Hello, I'm your hedge fun manager.
I felt like following up on this hedges and hedgelaying thread from last spring, as I've lately seen a lovely example in situ and have my own photos instead of nicking them off the internet. https://twitter.com/gawanmac/status/1101907658456686592
This beauty is what I really want to share - a recently 'layed' hedge on a farm near Bilting on the south slopes of the North Downs in Kent. Lovely bit of work, and so heartening to see this beautiful and eco-friendly traditional practice still being done.
Here you've got a very clear view of the 'pleaching' - the stems are cut *almost* completely through, giving enough flexibility to lie them at a flat angle, while keeping the plant alive by retaining a crucial bit of the cambium layer. Billhook or chainsaw are the tools for this.
Good views too of the vertical hazel stakes and the horizontal hazel rods woven between them. These keep the newly layed hedge nicely in place and the structure sturdy until the hedge fattens up.
The hedgelayer didn't finish this section yet, so there's a great before and after view here. Before on the right, then halfway along in the picture the 'after' version on the left.
So what do you get for laying a hedge in this way? A year or two later, you get this - a beautiful, bushy, vibrant hedge from top to toe, free of gaps, bursting with life, a great wildlife shelter and corridor - and stockproof if that's what you need.
How do you know that last one was layed a year or two ago. Peer in and you can make out the hazel structure.
Look, you can still see where the hazel rod got twisted around the end stake to hold it together.
What happens if a landowner doesn't maintain their hedges in this way? They get leggy, they get gappy, they lose much of their wildlife value and their floral value (a hedge bottom can be a fantastically diverse niche botanically). They start to look like this (and much worse):
That last picture is a particularly sad sight, because that's a properly old hedge that has been layed in the past but is now neglected.
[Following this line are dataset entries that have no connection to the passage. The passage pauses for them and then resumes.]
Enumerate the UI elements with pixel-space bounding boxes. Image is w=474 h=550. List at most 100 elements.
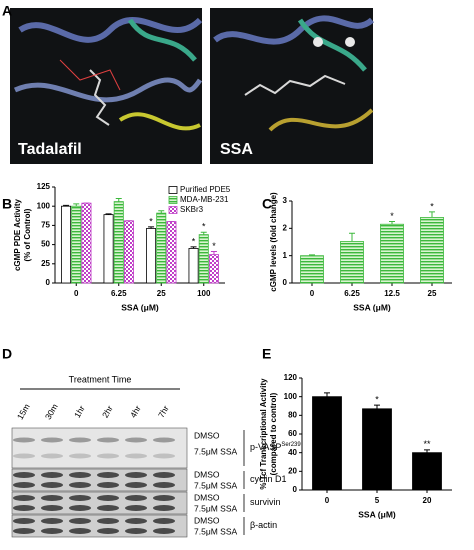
- blot-header: Treatment Time: [69, 374, 132, 384]
- protein-name: survivin: [250, 497, 281, 507]
- error-bar: [424, 449, 430, 453]
- error-bar: [374, 404, 380, 409]
- blot-band: [97, 528, 119, 534]
- y-tick-label: 100: [284, 392, 298, 401]
- blot-band: [97, 495, 119, 501]
- condition-label: DMSO: [194, 469, 220, 479]
- protein-superscript: Ser239: [281, 442, 301, 448]
- lane-label: 1hr: [72, 404, 87, 420]
- legend-label: SKBr3: [180, 205, 204, 214]
- blot-band: [69, 495, 91, 501]
- blot-band: [97, 505, 119, 511]
- x-tick-label: 6.25: [344, 289, 360, 298]
- error-bar: [63, 204, 70, 207]
- bar: [103, 214, 114, 284]
- bar: [312, 396, 342, 491]
- y-tick-label: 120: [284, 373, 298, 382]
- significance-label: *: [149, 216, 153, 226]
- lane-label: 2hr: [100, 404, 115, 420]
- blot-band: [125, 472, 147, 478]
- condition-label: DMSO: [194, 492, 220, 502]
- y-tick-label: 0: [283, 278, 288, 287]
- condition-label: 7.5μM SSA: [194, 446, 237, 456]
- y-tick-label: 80: [288, 410, 297, 419]
- lane-label: 30m: [43, 402, 60, 421]
- blot-band: [13, 518, 35, 524]
- bar: [340, 241, 364, 284]
- y-tick-label: 75: [41, 221, 50, 230]
- x-tick-label: 100: [197, 289, 211, 298]
- error-bar: [105, 213, 112, 215]
- bar: [208, 254, 219, 284]
- blot-band: [97, 482, 119, 488]
- bar: [420, 216, 444, 284]
- protein-name: cyclin D1: [250, 474, 287, 484]
- condition-label: 7.5μM SSA: [194, 526, 237, 536]
- legend-swatch: [168, 206, 178, 214]
- blot-band: [153, 528, 175, 534]
- y-tick-label: 1: [283, 251, 288, 260]
- lane-label: 15m: [15, 402, 32, 421]
- condition-label: DMSO: [194, 430, 220, 440]
- error-bar: [429, 211, 435, 218]
- blot-band: [13, 528, 35, 534]
- blot-band: [153, 437, 175, 443]
- error-bar: [210, 251, 217, 255]
- x-axis-label: SSA (μM): [353, 302, 391, 312]
- condition-label: 7.5μM SSA: [194, 480, 237, 490]
- x-tick-label: 0: [325, 496, 330, 505]
- protein-label: β-actin: [250, 520, 277, 530]
- blot-band: [153, 472, 175, 478]
- blot-band: [13, 472, 35, 478]
- lane-label: 7hr: [156, 404, 171, 420]
- legend-swatch: [168, 186, 178, 194]
- blot-band: [97, 472, 119, 478]
- error-bar: [148, 226, 155, 229]
- legend-swatch: [168, 196, 178, 204]
- blot-band: [153, 453, 175, 459]
- protein-label: cyclin D1: [250, 474, 287, 484]
- panel-label: E: [262, 346, 271, 362]
- bar: [156, 212, 167, 284]
- y-axis-label: cGMP PDE Activity: [13, 198, 22, 271]
- significance-label: **: [423, 439, 431, 449]
- y-tick-label: 25: [41, 259, 50, 268]
- y-tick-label: 60: [288, 429, 297, 438]
- blot-band: [125, 482, 147, 488]
- blot-band: [153, 518, 175, 524]
- bar: [71, 205, 82, 284]
- error-bar: [309, 254, 315, 256]
- bar: [198, 234, 209, 284]
- blot-band: [125, 453, 147, 459]
- panel-label: D: [2, 346, 12, 362]
- blot-band: [125, 518, 147, 524]
- x-tick-label: 0: [74, 289, 79, 298]
- x-tick-label: 25: [428, 289, 437, 298]
- blot-band: [13, 495, 35, 501]
- image-label: Tadalafil: [18, 141, 82, 158]
- x-tick-label: 12.5: [384, 289, 400, 298]
- panel-label: C: [262, 196, 272, 212]
- blot-band: [69, 518, 91, 524]
- docking-image: [10, 8, 203, 164]
- blot-band: [13, 482, 35, 488]
- blot-band: [153, 495, 175, 501]
- bar: [300, 255, 324, 284]
- error-bar: [190, 246, 197, 249]
- y-tick-label: 0: [46, 278, 51, 287]
- blot-band: [153, 482, 175, 488]
- protein-label: survivin: [250, 497, 281, 507]
- y-tick-label: 20: [288, 466, 297, 475]
- error-bar: [349, 232, 355, 242]
- blot-band: [125, 495, 147, 501]
- y-tick-label: 40: [288, 448, 297, 457]
- protein-label: p-VASPSer239: [250, 442, 301, 453]
- y-tick-label: 50: [41, 240, 50, 249]
- blot-band: [69, 472, 91, 478]
- significance-label: *: [430, 201, 434, 211]
- y-axis-label: (compared to control): [269, 392, 278, 475]
- bar: [123, 220, 134, 284]
- x-tick-label: 25: [157, 289, 166, 298]
- error-bar: [73, 203, 80, 207]
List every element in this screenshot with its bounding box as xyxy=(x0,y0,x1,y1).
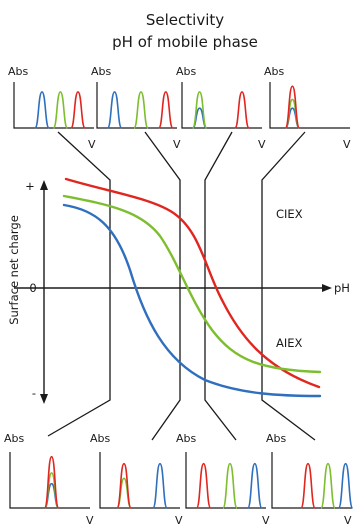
bottom-panel-4-red-peak xyxy=(300,462,316,509)
top-panel-4-red-peak xyxy=(284,85,301,129)
top-panel-3: Abs V xyxy=(176,65,266,151)
chromatogram-peaks xyxy=(34,85,354,509)
bottom-panel-1: Abs V xyxy=(4,432,94,526)
top-panel-2-axes xyxy=(96,82,177,129)
top-panel-1-blue-peak xyxy=(34,91,50,129)
region-label-ciex: CIEX xyxy=(276,207,303,221)
bottom-panel-4-blue-peak xyxy=(337,462,354,509)
bottom-panel-4-v-label: V xyxy=(344,514,352,526)
top-panel-1: Abs V xyxy=(8,65,96,151)
bottom-panel-4: Abs V xyxy=(266,432,352,526)
x-axis-arrow xyxy=(322,284,332,292)
top-panel-2-blue-peak xyxy=(106,91,123,129)
minus-label: - xyxy=(32,386,36,400)
bottom-panel-2-axes xyxy=(99,452,180,509)
bottom-panel-3: Abs V xyxy=(176,432,270,526)
y-axis-label: Surface net charge xyxy=(7,215,21,325)
bottom-panel-2-red-peak xyxy=(116,462,132,509)
bottom-panel-1-axes xyxy=(9,452,90,509)
connector-line-4 xyxy=(261,131,316,441)
top-panel-2-red-peak xyxy=(158,91,174,129)
bottom-panel-1-v-label: V xyxy=(86,514,94,526)
bottom-panel-3-blue-peak xyxy=(247,462,263,509)
bottom-panel-3-axes xyxy=(185,452,266,509)
bottom-panel-1-abs-label: Abs xyxy=(4,432,25,445)
connector-line-2 xyxy=(144,131,181,441)
bottom-panel-4-green-peak xyxy=(320,462,336,509)
title-line-2: pH of mobile phase xyxy=(112,33,258,51)
x-axis-label: pH xyxy=(334,281,350,295)
top-panel-4: Abs V xyxy=(264,65,351,151)
top-panel-3-axes xyxy=(181,82,262,129)
bottom-panel-2-abs-label: Abs xyxy=(90,432,111,445)
bottom-panel-4-abs-label: Abs xyxy=(266,432,287,445)
bottom-panel-2: Abs V xyxy=(90,432,183,526)
bottom-panel-3-abs-label: Abs xyxy=(176,432,197,445)
blue-protein-curve xyxy=(62,203,322,398)
zero-label: 0 xyxy=(29,281,36,295)
red-protein-curve xyxy=(64,177,321,389)
connector-line-3 xyxy=(204,131,237,441)
top-panel-2-abs-label: Abs xyxy=(91,65,112,78)
y-axis-up-arrow xyxy=(40,180,48,190)
top-panel-2-v-label: V xyxy=(173,138,181,151)
top-panel-1-green-peak xyxy=(52,91,69,129)
top-panel-1-abs-label: Abs xyxy=(8,65,29,78)
title-line-1: Selectivity xyxy=(146,11,224,29)
top-panel-2: Abs V xyxy=(91,65,181,151)
top-panel-1-red-peak xyxy=(70,91,86,129)
green-protein-curve xyxy=(62,194,322,374)
bottom-panel-3-v-label: V xyxy=(262,514,270,526)
region-label-aiex: AIEX xyxy=(276,336,303,350)
top-panel-4-axes xyxy=(269,82,350,129)
bottom-panel-2-v-label: V xyxy=(175,514,183,526)
connector-lines xyxy=(47,131,316,441)
top-panel-3-green-peak xyxy=(191,91,208,129)
bottom-panel-3-green-peak xyxy=(222,462,238,509)
top-panel-3-abs-label: Abs xyxy=(176,65,197,78)
top-panel-2-green-peak xyxy=(133,91,149,129)
top-panel-3-red-peak xyxy=(234,91,250,129)
plus-label: + xyxy=(25,179,35,193)
bottom-panel-4-axes xyxy=(271,452,352,509)
y-axis-down-arrow xyxy=(40,394,48,404)
bottom-panel-3-red-peak xyxy=(195,462,212,509)
bottom-panel-1-red-peak xyxy=(43,455,60,509)
bottom-panel-2-blue-peak xyxy=(152,462,168,509)
top-panel-1-v-label: V xyxy=(88,138,96,151)
top-panel-3-v-label: V xyxy=(258,138,266,151)
main-axes xyxy=(14,180,332,404)
top-panels: Abs V Abs V Abs V Abs V xyxy=(8,65,351,151)
connector-line-1 xyxy=(47,131,111,437)
bottom-panels: Abs V Abs V Abs V Abs V xyxy=(4,432,352,526)
top-panel-4-abs-label: Abs xyxy=(264,65,285,78)
titration-curves xyxy=(62,177,322,398)
top-panel-4-v-label: V xyxy=(343,138,351,151)
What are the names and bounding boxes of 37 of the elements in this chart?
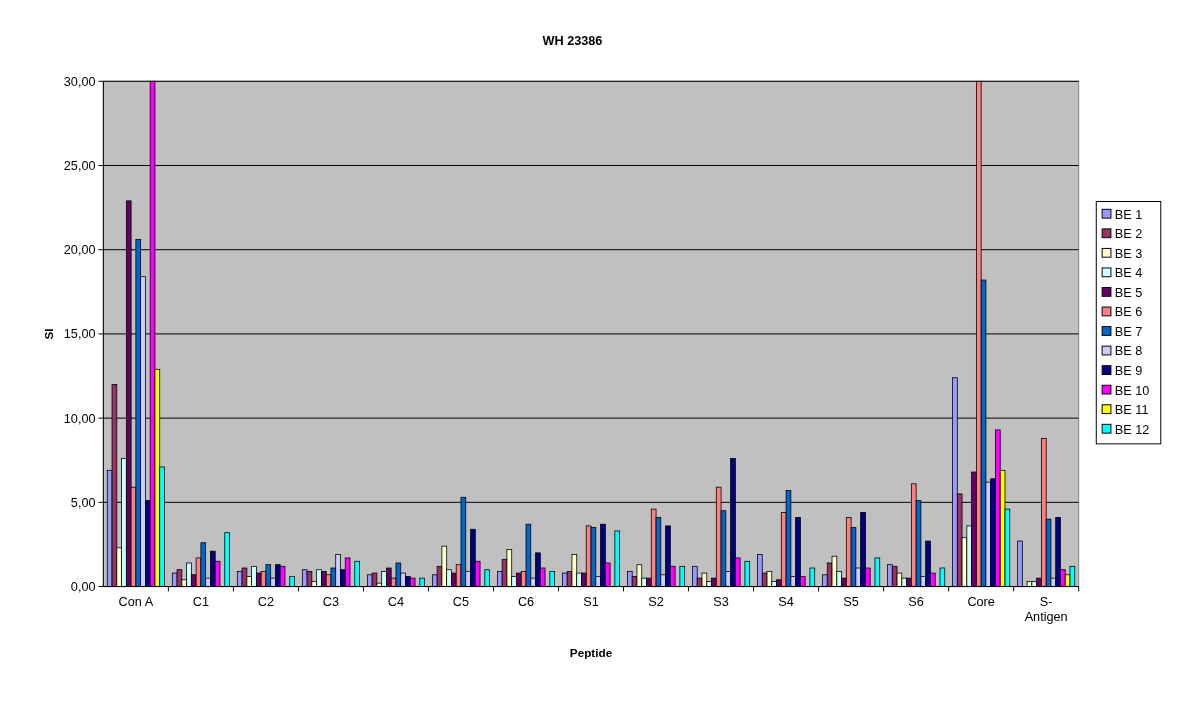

Look, you can see where a pleacher was layed a very long time ago:
Look how thick and gnarled that trunk is, full of habitat niches, amazing for insects and little mammals. But this is a hedge on its way out through neglect.
On this trajectory, without some proper TLC, it's on its way to becoming... this. This picture breaks my heart. And it's in the heart of the North Downs, whose hedges are part of what makes the area special.
On a more positive note, I want to pay tribute to the farmer responsible for the beautifully layed hedges at the top of this thread. I'm not sure which Bilting-area farm they belong to, but it's clearly a farm that cares. They've also got a bug hotel in a field corner...
... and very wide field margins for pollinators...
... and a - not sure, is this an owl box of some kind?
They've also left this very large field corner for wildflowers and pollinators - in a few weeks it's going to look spectacular.
They're also making space for ground-nesting birds in this beautiful field of oxlip.
Back to hedges. This hedge could use some TLC, but can you tell why this is an exciting hedge? It's about what's growing in the hedge bottom.
The answer is that there are bluebells and Butcher's-broom present. These are both, I believe, ancient woodland indicators, which suggests *possibly* that the hedge is either a remnant of now lost ancient woodland cleared for arable farming...
or - again possibly - that this old hedge is being used as a corridor by these plants colonising the hedge from a nearby ancient woodland. I'm being cagey here because you really want a larger suite of AW indicator plants to say any of this with confidence, and these are just 2!
In any case, nice hedge, & probably quite old - it's got a lot going on in it - there's honeysuckle, elder, hazel, holly, hawthorn and more. Counting hedge species is not a reliable indicator of age, but this certainly looks like it's been around a long time, given its diversity.
I forgot to share this great graphic by @PTES, a guide to when a hedge needs attention. If you've got land with hedges on, this is really useful.
One of my favourite local hedges. Monumental! Not a farmland hedge so not typical, and unfair to compare it with field-edge hedges, but it's really beautiful, high and thick.
Nearby, there is an area with narrow country roads lined with wonderful mature beech hedges running for hundreds of metres. As they mostly keep their dried leaves through winter they provide a welcome bit of colour when we most need it.
Near Stowting recently. Sad to see a hedge grown leggy and gappy, but great to see that hedge plant whips have been planted in the gaps where perhaps they judged the gaps were too big for laying? So often these hedges will just be neglected and will peter out over time, so 👏👏👏
Up on the North Downs, another hedge growing gappy because it wasn't laid when it should have been. The problem now is it's being cut too low, so it's not being allowed to gain the height it needs to be laid successfully. Makes for a good photo but not good hedge management.